Would anybody be able to recommend a relatively inexpensive router with good OpenWRT support and a CPU faster than the one in the Archer 7 (I believe it's Qualcomm Atheros 750MHz)? A forum topic to check out would also be really helpful (sorry, I wasn't able to find one for this particular issue).
Also, if you think the problem may be somewhere else, please advice.
If you do not need wifi or can use your current router as wifi only, then wrt3200acm or Wrt32x should deliver nice throughout. Also GL-MV1000 has a fast cpu.
no, rpi4 has subpar openvpn performance as it's lacking crypto extensions - but I would recommend it for wireguard - if OP is willing to switch protocols.
for about 150mbps openvpn you can try Orange pi Zero Plus with H5 chip (<30$ with shipping)
if you need/want more you can go for Nanopi R4s (~82$ + shipping)
of course there is also the x86 option like SW301DA (>20$ + shipping on ebay) that will get you in the same ~150mbps area see https://teklager.se/en/knowledge-base/apu2-vpn-performance/
It is not cpu power you need to focus on. You want to look for crypto engines usually found in “vpn routers”.

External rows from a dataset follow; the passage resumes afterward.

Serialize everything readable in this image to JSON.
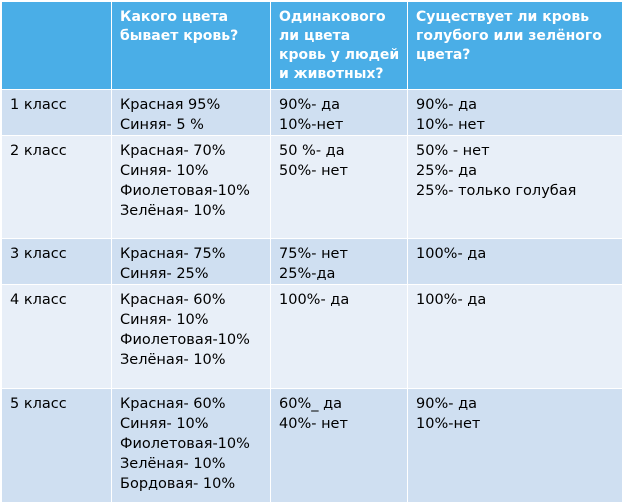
{
  "table": {
    "headers": [
      "",
      "Какого цвета бывает кровь?",
      "Одинакового ли цвета кровь у людей и животных?",
      "Существует ли кровь голубого или зелёного цвета?"
    ],
    "rows": [
      {
        "grade": "1 класс",
        "colors": [
          "Красная 95%",
          "Синяя- 5 %"
        ],
        "same": [
          "90%- да",
          "10%-нет"
        ],
        "exists": [
          "90%- да",
          "10%- нет"
        ]
      },
      {
        "grade": "2 класс",
        "colors": [
          "Красная- 70%",
          "Синяя- 10%",
          "Фиолетовая-10%",
          "Зелёная- 10%"
        ],
        "same": [
          "50 %- да",
          "50%- нет"
        ],
        "exists": [
          "50% - нет",
          "25%- да",
          "25%- только голубая"
        ]
      },
      {
        "grade": "3 класс",
        "colors": [
          "Красная- 75%",
          "Синяя- 25%"
        ],
        "same": [
          "75%- нет",
          "25%-да"
        ],
        "exists": [
          "100%- да"
        ]
      },
      {
        "grade": "4 класс",
        "colors": [
          "Красная- 60%",
          "Синяя- 10%",
          "Фиолетовая-10%",
          "Зелёная- 10%"
        ],
        "same": [
          "100%- да"
        ],
        "exists": [
          "100%- да"
        ]
      },
      {
        "grade": "5 класс",
        "colors": [
          "Красная- 60%",
          "Синяя- 10%",
          "Фиолетовая-10%",
          "Зелёная- 10%",
          "Бордовая- 10%"
        ],
        "same": [
          "60%_ да",
          "40%- нет"
        ],
        "exists": [
          "90%- да",
          "10%-нет"
        ]
      }
    ]
  },
  "colors": {
    "header_bg": "#4aaee7",
    "row_dark": "#cfdff1",
    "row_light": "#e8eff8",
    "border": "#ffffff"
  }
}
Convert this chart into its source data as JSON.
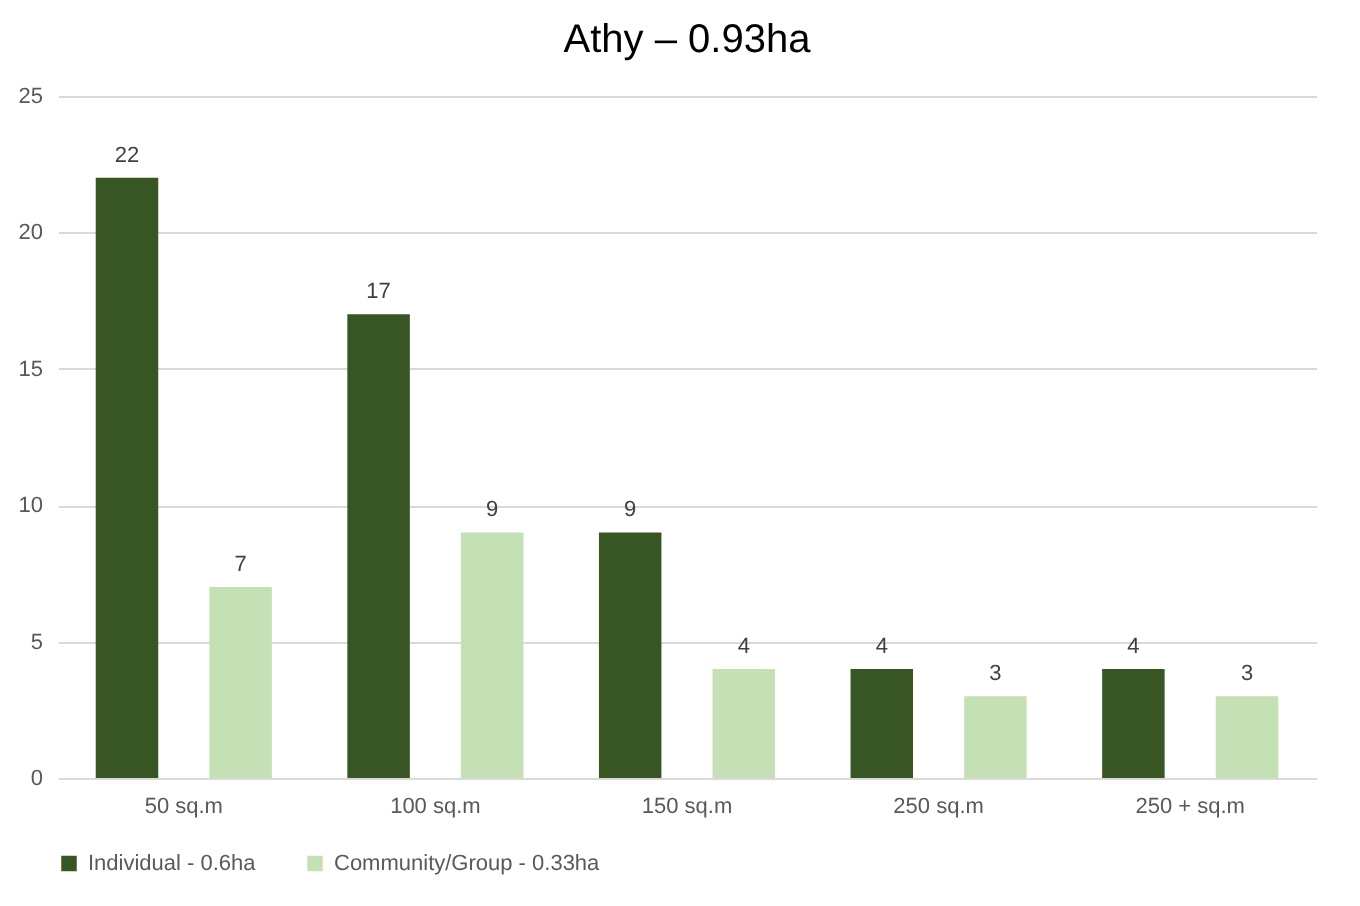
{
  "chart_data": {
    "type": "bar",
    "title": "Athy – 0.93ha",
    "categories": [
      "50 sq.m",
      "100 sq.m",
      "150 sq.m",
      "250 sq.m",
      "250 + sq.m"
    ],
    "series": [
      {
        "name": "Individual - 0.6ha",
        "color": "#375623",
        "values": [
          22,
          17,
          9,
          4,
          4
        ]
      },
      {
        "name": "Community/Group - 0.33ha",
        "color": "#c5e0b4",
        "values": [
          7,
          9,
          4,
          3,
          3
        ]
      }
    ],
    "ylim": [
      0,
      25
    ],
    "yticks": [
      0,
      5,
      10,
      15,
      20,
      25
    ],
    "grid": "y",
    "legend": "bottom",
    "data_labels": true
  }
}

Wrt3200acm is a beast but on a good day I got maybe 16Mbit/s and when I bought ER4 it really doesn’t limit speed that much and the speed is mostly based on the OpenVPN client wifi speed. But usually the OpenVPN seems to hits the roof at around 35-40Mbit/s with ER4.

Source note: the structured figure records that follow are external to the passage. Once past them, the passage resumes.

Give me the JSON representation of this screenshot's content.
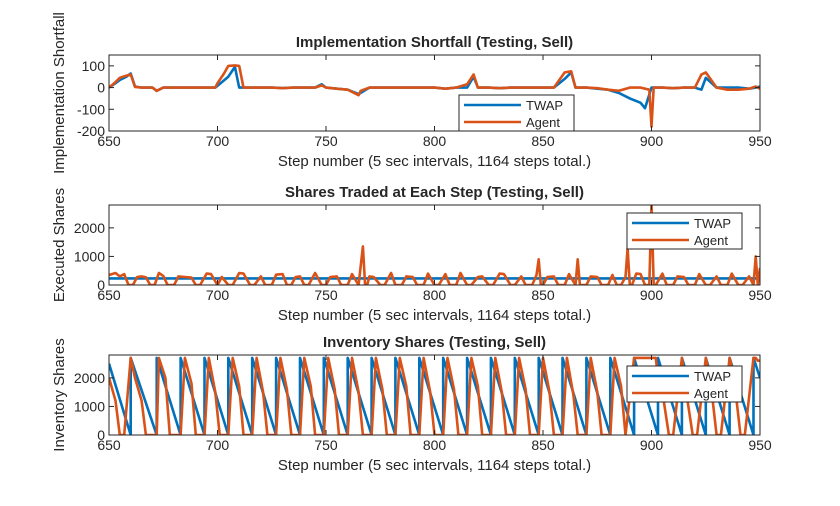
{
  "colors": {
    "twap": "#0072BD",
    "agent": "#D95319",
    "axis": "#262626",
    "background": "#ffffff"
  },
  "chart_data": [
    {
      "type": "line",
      "title": "Implementation Shortfall (Testing, Sell)",
      "xlabel": "Step number (5 sec intervals, 1164 steps total.)",
      "ylabel": "Implementation Shortfall",
      "xlim": [
        650,
        950
      ],
      "ylim": [
        -200,
        150
      ],
      "xticks": [
        650,
        700,
        750,
        800,
        850,
        900,
        950
      ],
      "yticks": [
        -200,
        -100,
        0,
        100
      ],
      "grid": false,
      "legend": "bottom-right",
      "series": [
        {
          "name": "TWAP",
          "color": "#0072BD",
          "x": [
            650,
            653,
            655,
            658,
            660,
            662,
            665,
            670,
            672,
            675,
            680,
            690,
            699,
            705,
            708,
            710,
            715,
            720,
            725,
            730,
            735,
            740,
            745,
            748,
            750,
            755,
            760,
            765,
            770,
            780,
            790,
            800,
            805,
            810,
            815,
            818,
            820,
            825,
            830,
            835,
            840,
            845,
            850,
            855,
            860,
            863,
            865,
            870,
            875,
            880,
            885,
            890,
            895,
            897,
            900,
            901,
            905,
            910,
            915,
            920,
            923,
            925,
            930,
            935,
            940,
            945,
            948,
            950
          ],
          "y": [
            0,
            20,
            35,
            50,
            65,
            5,
            0,
            0,
            -15,
            0,
            0,
            0,
            0,
            50,
            95,
            0,
            0,
            0,
            0,
            -2,
            0,
            0,
            0,
            15,
            0,
            -5,
            -10,
            -30,
            0,
            0,
            0,
            0,
            -5,
            0,
            0,
            50,
            0,
            0,
            -3,
            0,
            0,
            0,
            0,
            0,
            40,
            70,
            0,
            0,
            -5,
            -10,
            -25,
            -50,
            -70,
            -95,
            0,
            0,
            0,
            -3,
            0,
            0,
            -10,
            45,
            0,
            0,
            0,
            -5,
            0,
            5
          ]
        },
        {
          "name": "Agent",
          "color": "#D95319",
          "x": [
            650,
            653,
            655,
            658,
            660,
            662,
            665,
            670,
            672,
            675,
            680,
            690,
            699,
            700,
            703,
            705,
            708,
            710,
            712,
            715,
            720,
            725,
            730,
            735,
            740,
            745,
            748,
            750,
            755,
            760,
            765,
            766,
            770,
            780,
            790,
            800,
            805,
            810,
            815,
            818,
            820,
            825,
            830,
            835,
            840,
            845,
            850,
            855,
            860,
            863,
            865,
            870,
            875,
            880,
            885,
            890,
            895,
            899,
            900,
            901,
            902,
            905,
            910,
            915,
            920,
            923,
            925,
            930,
            935,
            940,
            945,
            948,
            950
          ],
          "y": [
            0,
            25,
            45,
            55,
            60,
            3,
            0,
            0,
            -15,
            0,
            0,
            0,
            0,
            20,
            65,
            100,
            102,
            100,
            0,
            0,
            0,
            0,
            -3,
            0,
            0,
            0,
            10,
            0,
            -5,
            -10,
            -35,
            -15,
            0,
            0,
            0,
            0,
            -5,
            0,
            15,
            60,
            0,
            0,
            -3,
            0,
            0,
            0,
            0,
            0,
            70,
            75,
            0,
            0,
            -3,
            -10,
            -15,
            0,
            0,
            -10,
            -180,
            0,
            0,
            0,
            -3,
            0,
            0,
            60,
            70,
            0,
            -10,
            -10,
            -5,
            5,
            -5
          ]
        }
      ]
    },
    {
      "type": "line",
      "title": "Shares Traded at Each Step (Testing, Sell)",
      "xlabel": "Step number (5 sec intervals, 1164 steps total.)",
      "ylabel": "Executed Shares",
      "xlim": [
        650,
        950
      ],
      "ylim": [
        0,
        2800
      ],
      "xticks": [
        650,
        700,
        750,
        800,
        850,
        900,
        950
      ],
      "yticks": [
        0,
        1000,
        2000
      ],
      "grid": false,
      "legend": "top-right",
      "series": [
        {
          "name": "TWAP",
          "color": "#0072BD",
          "x": [
            650,
            950
          ],
          "y": [
            230,
            230
          ]
        },
        {
          "name": "Agent",
          "color": "#D95319",
          "x": [
            650,
            653,
            655,
            657,
            659,
            661,
            663,
            665,
            667,
            669,
            671,
            673,
            675,
            677,
            680,
            682,
            685,
            688,
            690,
            692,
            695,
            697,
            700,
            702,
            705,
            707,
            710,
            712,
            715,
            717,
            720,
            722,
            725,
            727,
            730,
            732,
            734,
            736,
            738,
            740,
            742,
            745,
            748,
            750,
            752,
            755,
            757,
            760,
            762,
            765,
            767,
            768,
            769,
            770,
            772,
            775,
            777,
            780,
            782,
            785,
            787,
            790,
            792,
            795,
            797,
            800,
            802,
            805,
            807,
            810,
            812,
            815,
            817,
            820,
            822,
            825,
            827,
            830,
            832,
            835,
            837,
            840,
            842,
            845,
            847,
            848,
            849,
            850,
            852,
            855,
            857,
            860,
            862,
            865,
            866,
            867,
            870,
            872,
            875,
            877,
            880,
            882,
            884,
            886,
            888,
            889,
            890,
            891,
            893,
            895,
            897,
            899,
            900,
            901,
            902,
            905,
            907,
            910,
            912,
            915,
            917,
            920,
            922,
            925,
            927,
            930,
            932,
            935,
            937,
            940,
            942,
            945,
            947,
            948,
            949,
            950
          ],
          "y": [
            350,
            420,
            300,
            380,
            0,
            0,
            280,
            300,
            270,
            0,
            0,
            420,
            320,
            0,
            0,
            300,
            280,
            260,
            0,
            0,
            400,
            380,
            0,
            280,
            0,
            0,
            420,
            400,
            0,
            0,
            300,
            0,
            0,
            360,
            380,
            0,
            0,
            280,
            300,
            0,
            0,
            420,
            0,
            0,
            280,
            300,
            0,
            0,
            380,
            0,
            1350,
            0,
            0,
            300,
            280,
            0,
            0,
            420,
            0,
            0,
            300,
            280,
            0,
            0,
            400,
            0,
            0,
            380,
            0,
            0,
            420,
            0,
            0,
            280,
            300,
            0,
            0,
            400,
            380,
            0,
            0,
            300,
            0,
            0,
            350,
            900,
            0,
            0,
            280,
            300,
            0,
            0,
            380,
            0,
            900,
            0,
            0,
            300,
            280,
            0,
            0,
            350,
            0,
            0,
            280,
            1300,
            0,
            0,
            400,
            380,
            0,
            0,
            2800,
            0,
            0,
            400,
            0,
            0,
            300,
            280,
            0,
            0,
            380,
            0,
            0,
            300,
            0,
            0,
            400,
            0,
            0,
            300,
            0,
            1000,
            0,
            600
          ]
        }
      ]
    },
    {
      "type": "line",
      "title": "Inventory Shares (Testing, Sell)",
      "xlabel": "Step number (5 sec intervals, 1164 steps total.)",
      "ylabel": "Inventory Shares",
      "xlim": [
        650,
        950
      ],
      "ylim": [
        0,
        2800
      ],
      "xticks": [
        650,
        700,
        750,
        800,
        850,
        900,
        950
      ],
      "yticks": [
        0,
        1000,
        2000
      ],
      "grid": false,
      "legend": "top-right",
      "series": [
        {
          "name": "TWAP",
          "color": "#0072BD",
          "x": [
            650,
            660,
            660,
            672,
            672,
            683,
            683,
            694,
            694,
            705,
            705,
            716,
            716,
            727,
            727,
            738,
            738,
            749,
            749,
            760,
            760,
            771,
            771,
            782,
            782,
            793,
            793,
            804,
            804,
            815,
            815,
            826,
            826,
            837,
            837,
            848,
            848,
            859,
            859,
            870,
            870,
            881,
            881,
            892,
            892,
            903,
            903,
            914,
            914,
            925,
            925,
            936,
            936,
            947,
            947,
            950
          ],
          "y": [
            2500,
            0,
            2700,
            0,
            2700,
            0,
            2700,
            0,
            2700,
            0,
            2700,
            0,
            2700,
            0,
            2700,
            0,
            2700,
            0,
            2700,
            0,
            2700,
            0,
            2700,
            0,
            2700,
            0,
            2700,
            0,
            2700,
            0,
            2700,
            0,
            2700,
            0,
            2700,
            0,
            2700,
            0,
            2700,
            0,
            2700,
            0,
            2700,
            0,
            2700,
            0,
            2700,
            0,
            2700,
            0,
            2700,
            0,
            2700,
            0,
            2700,
            2000
          ]
        },
        {
          "name": "Agent",
          "color": "#D95319",
          "x": [
            650,
            653,
            655,
            657,
            660,
            662,
            665,
            667,
            672,
            673,
            676,
            678,
            683,
            685,
            688,
            690,
            694,
            696,
            699,
            701,
            705,
            707,
            710,
            712,
            716,
            718,
            721,
            723,
            727,
            729,
            732,
            734,
            738,
            740,
            743,
            745,
            749,
            751,
            754,
            756,
            760,
            762,
            765,
            767,
            771,
            773,
            776,
            778,
            782,
            784,
            787,
            789,
            793,
            795,
            798,
            800,
            804,
            806,
            809,
            811,
            815,
            817,
            820,
            822,
            826,
            828,
            831,
            833,
            837,
            839,
            842,
            844,
            848,
            850,
            853,
            855,
            859,
            861,
            864,
            866,
            870,
            872,
            875,
            877,
            881,
            883,
            886,
            888,
            892,
            893,
            900,
            902,
            903,
            905,
            908,
            910,
            914,
            916,
            919,
            921,
            925,
            927,
            930,
            932,
            936,
            938,
            941,
            943,
            947,
            948,
            949,
            950
          ],
          "y": [
            2000,
            1200,
            0,
            0,
            2700,
            2000,
            1200,
            0,
            0,
            2700,
            2000,
            0,
            0,
            2700,
            1800,
            0,
            0,
            2700,
            1500,
            0,
            0,
            2700,
            1700,
            0,
            0,
            2700,
            1500,
            0,
            0,
            2700,
            1600,
            0,
            0,
            2700,
            1700,
            0,
            0,
            2700,
            1600,
            0,
            0,
            2700,
            1500,
            0,
            0,
            2700,
            1600,
            0,
            0,
            2700,
            1700,
            0,
            0,
            2700,
            1500,
            0,
            0,
            2700,
            1600,
            0,
            0,
            2700,
            1700,
            0,
            0,
            2700,
            1500,
            0,
            0,
            2700,
            1600,
            0,
            0,
            2700,
            1500,
            0,
            0,
            2700,
            1400,
            0,
            0,
            2700,
            1500,
            0,
            0,
            2700,
            1700,
            0,
            2700,
            2700,
            2700,
            2700,
            2000,
            1500,
            0,
            0,
            2700,
            1500,
            0,
            0,
            2700,
            2000,
            0,
            0,
            2700,
            2000,
            0,
            0,
            2700,
            2700,
            2600,
            2600
          ]
        }
      ]
    }
  ]
}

It is the same with a ordinary PC and encrypted hard drives. If you run it with a CPU without crypto accelerator it takes ages (literally) to boot and if you run it with a intel i7 cpu with crypto acceleration you don't notice the encryption at all.
Cool, thanks for the suggestion. How's its wifi? I imagine it will be problematic to connect from another room without adding some external wifi adapter to it?
I can, but it will be a bit of a pain. First, I run my own OpenVPN server bundled with PiHole from a docker image. If I switch to wireguard I'll have to either loose PiHole or create my own image. Second, installing wireguard client in OpenWrt is a bit more involved. All for the benefit of about 20-30% CPU power savings (correct me if I'm wrong on the numbers).
I can download at 2.5 MBps with router CPU at about 10 % using a WRT3200ACM through an OpenVPN tunnel. It can obviously do way more but I have a VDSL connection at 23 down 3 up at best. The router works using software and hardware flow offloading but I guess it does not help OpenVPN a lot. What may help a little is that my VPN provider supports ECC.
Might not be what you're looking for but I'm running FreeBSD 13-STABLE (I guess some Linux distro works just as good) on my RockPro64 because I wanted to integrate PiHole functionality (https://0xerr0r.github.io/blocky/ --> https://www.freshports.org/dns/blocky/) and a bunch of other things which works really well in a relatively small package.=)
If you use the router as a server and connect a client from internet and surf through the router (that is duplex data transmission for the router WAN interface!) then you can’t go faster than the routers uplink which is 3Mbit/s in your case.
The data flow from VPNserver/router to the VPN client is uplink data.
Yes, I know that, thank you. But I think Timm mentioned he wanted to use a router as a VPN Client (as I do) and just wanted to reassure him that the router's CPU was probably not a problem when being limited to 16 mbps (or a little more than 20 in my case).
The CPU looks slow; but it's dual-core, supports hardware offloading, can pull a Gbit with normal traffic, and is rated for up to ~400Mbit IPsec (which has more overhead than Wireguard). They make beefier ones too.